As we know, a number like the root number 2 can't be expressed by the ratio of two integers, and every bit of it has to be determined through constant calculation, and it is endless. This endless number greatly violates people's thinking habits.
Combined with some of the above difficulties, people urgently need a way of thinking to define and study this "endless" number, which leads to the idea of the limit of sequence.
Similar roots are still in physics (in fact, from the course of scientific development, philosophy is the real driving force, but physics has played an unparalleled role in promoting), such as the problem of instantaneous speed.
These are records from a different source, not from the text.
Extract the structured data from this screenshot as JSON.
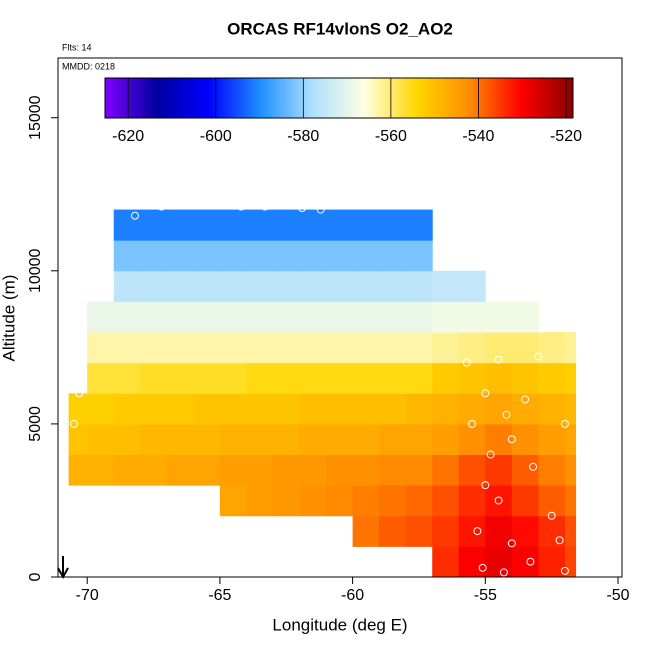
{
  "chart_data": {
    "type": "heatmap",
    "title": "ORCAS RF14vlonS O2_AO2",
    "flights_label": "Flts: 14",
    "date_label": "MMDD: 0218",
    "x_label": "Longitude (deg E)",
    "y_label": "Altitude (m)",
    "xlim": [
      -71.1,
      -49.85
    ],
    "ylim": [
      0,
      16950
    ],
    "xticks": [
      -70,
      -65,
      -60,
      -55,
      -50
    ],
    "yticks": [
      0,
      5000,
      10000,
      15000
    ],
    "x_edges": [
      -70.7,
      -70,
      -69,
      -68,
      -67,
      -66,
      -65,
      -64,
      -63,
      -62,
      -61,
      -60,
      -59,
      -58,
      -57,
      -56,
      -55,
      -54,
      -53,
      -52,
      -51.6
    ],
    "y_edges": [
      0,
      1000,
      2000,
      3000,
      4000,
      5000,
      6000,
      7000,
      8000,
      9000,
      10000,
      11000,
      12000
    ],
    "values": [
      [
        null,
        null,
        null,
        null,
        null,
        null,
        null,
        null,
        null,
        null,
        null,
        null,
        null,
        null,
        -534,
        -530,
        -528,
        -530,
        -533,
        -536
      ],
      [
        null,
        null,
        null,
        null,
        null,
        null,
        null,
        null,
        null,
        null,
        null,
        -540,
        -538,
        -537,
        -535,
        -532,
        -529,
        -531,
        -534,
        -537
      ],
      [
        null,
        null,
        null,
        null,
        null,
        null,
        -546,
        -545,
        -544,
        -543,
        -542,
        -541,
        -540,
        -539,
        -537,
        -534,
        -532,
        -535,
        -538,
        -540
      ],
      [
        -548,
        -548,
        -547,
        -547,
        -546,
        -546,
        -545,
        -545,
        -544,
        -544,
        -543,
        -543,
        -542,
        -542,
        -540,
        -537,
        -535,
        -538,
        -541,
        -543
      ],
      [
        -551,
        -550,
        -550,
        -549,
        -549,
        -549,
        -548,
        -548,
        -548,
        -547,
        -547,
        -547,
        -546,
        -546,
        -545,
        -543,
        -541,
        -543,
        -545,
        -546
      ],
      [
        -553,
        -553,
        -552,
        -552,
        -552,
        -551,
        -551,
        -551,
        -551,
        -550,
        -550,
        -550,
        -550,
        -549,
        -548,
        -547,
        -546,
        -547,
        -548,
        -549
      ],
      [
        null,
        -557,
        -557,
        -556,
        -556,
        -556,
        -556,
        -555,
        -555,
        -555,
        -555,
        -555,
        -555,
        -555,
        -552,
        -551,
        -550,
        -551,
        -552,
        -553
      ],
      [
        null,
        -563,
        -563,
        -563,
        -563,
        -563,
        -563,
        -563,
        -563,
        -563,
        -563,
        -563,
        -563,
        -563,
        -562,
        -561,
        -560,
        -560,
        -561,
        -562
      ],
      [
        null,
        -569,
        -569,
        -569,
        -569,
        -569,
        -569,
        -569,
        -569,
        -569,
        -569,
        -569,
        -569,
        -569,
        -568,
        -568,
        -568,
        -568,
        null,
        null
      ],
      [
        null,
        null,
        -576,
        -576,
        -576,
        -576,
        -576,
        -576,
        -576,
        -576,
        -576,
        -576,
        -576,
        -576,
        -575,
        -575,
        null,
        null,
        null,
        null
      ],
      [
        null,
        null,
        -582,
        -582,
        -582,
        -582,
        -582,
        -582,
        -582,
        -582,
        -582,
        -582,
        -582,
        -582,
        null,
        null,
        null,
        null,
        null,
        null
      ],
      [
        null,
        null,
        -591,
        -591,
        -591,
        -591,
        -591,
        -591,
        -591,
        -591,
        -591,
        -591,
        -591,
        -591,
        null,
        null,
        null,
        null,
        null,
        null
      ]
    ],
    "points": {
      "x": [
        -68.2,
        -67.2,
        -66,
        -64.2,
        -63.3,
        -61.9,
        -61.2,
        -56.5,
        -55.7,
        -54.5,
        -53,
        -55,
        -54.2,
        -53.5,
        -55.5,
        -54,
        -52,
        -54.8,
        -53.2,
        -55,
        -54.5,
        -52.5,
        -55.3,
        -54,
        -52.2,
        -53.3,
        -55.1,
        -52,
        -54.3,
        -70.5,
        -70.3
      ],
      "y": [
        11800,
        12100,
        12150,
        12100,
        12100,
        12050,
        12000,
        11900,
        7000,
        7100,
        7200,
        6000,
        5300,
        5800,
        5000,
        4500,
        5000,
        4000,
        3600,
        3000,
        2500,
        2000,
        1500,
        1100,
        1200,
        500,
        300,
        200,
        150,
        5000,
        6000
      ]
    },
    "colorbar": {
      "lim": [
        -625.3,
        -518.4
      ],
      "ticks": [
        -620,
        -600,
        -580,
        -560,
        -540,
        -520
      ],
      "colors": [
        "#7f00ff",
        "#0000a0",
        "#0000ff",
        "#1e90ff",
        "#b0e0ff",
        "#ffffe0",
        "#ffd700",
        "#ff8c00",
        "#ff0000",
        "#8b0000"
      ]
    }
  }
}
We know that speed can be expressed by the ratio of displacement difference to time difference, and if the time difference tends to zero, this ratio is the instantaneous speed at a certain moment, which raises a question: Is it meaningful to find the ratio of time difference to displacement difference, which tends to be infinitely small, that is, 0÷0 (this meaning refers to the meaning of "analysis", because the geometric meaning is quite intuitive, that is, the tangent slope of this point)? This also forces people to develop a rational explanation for this, and the concept of limit comes to the fore.
The definition of limit in the real modern sense is generally believed to be given by Wilstrass, a middle school math teacher at that time, which is meaningful to our middle school teachers today.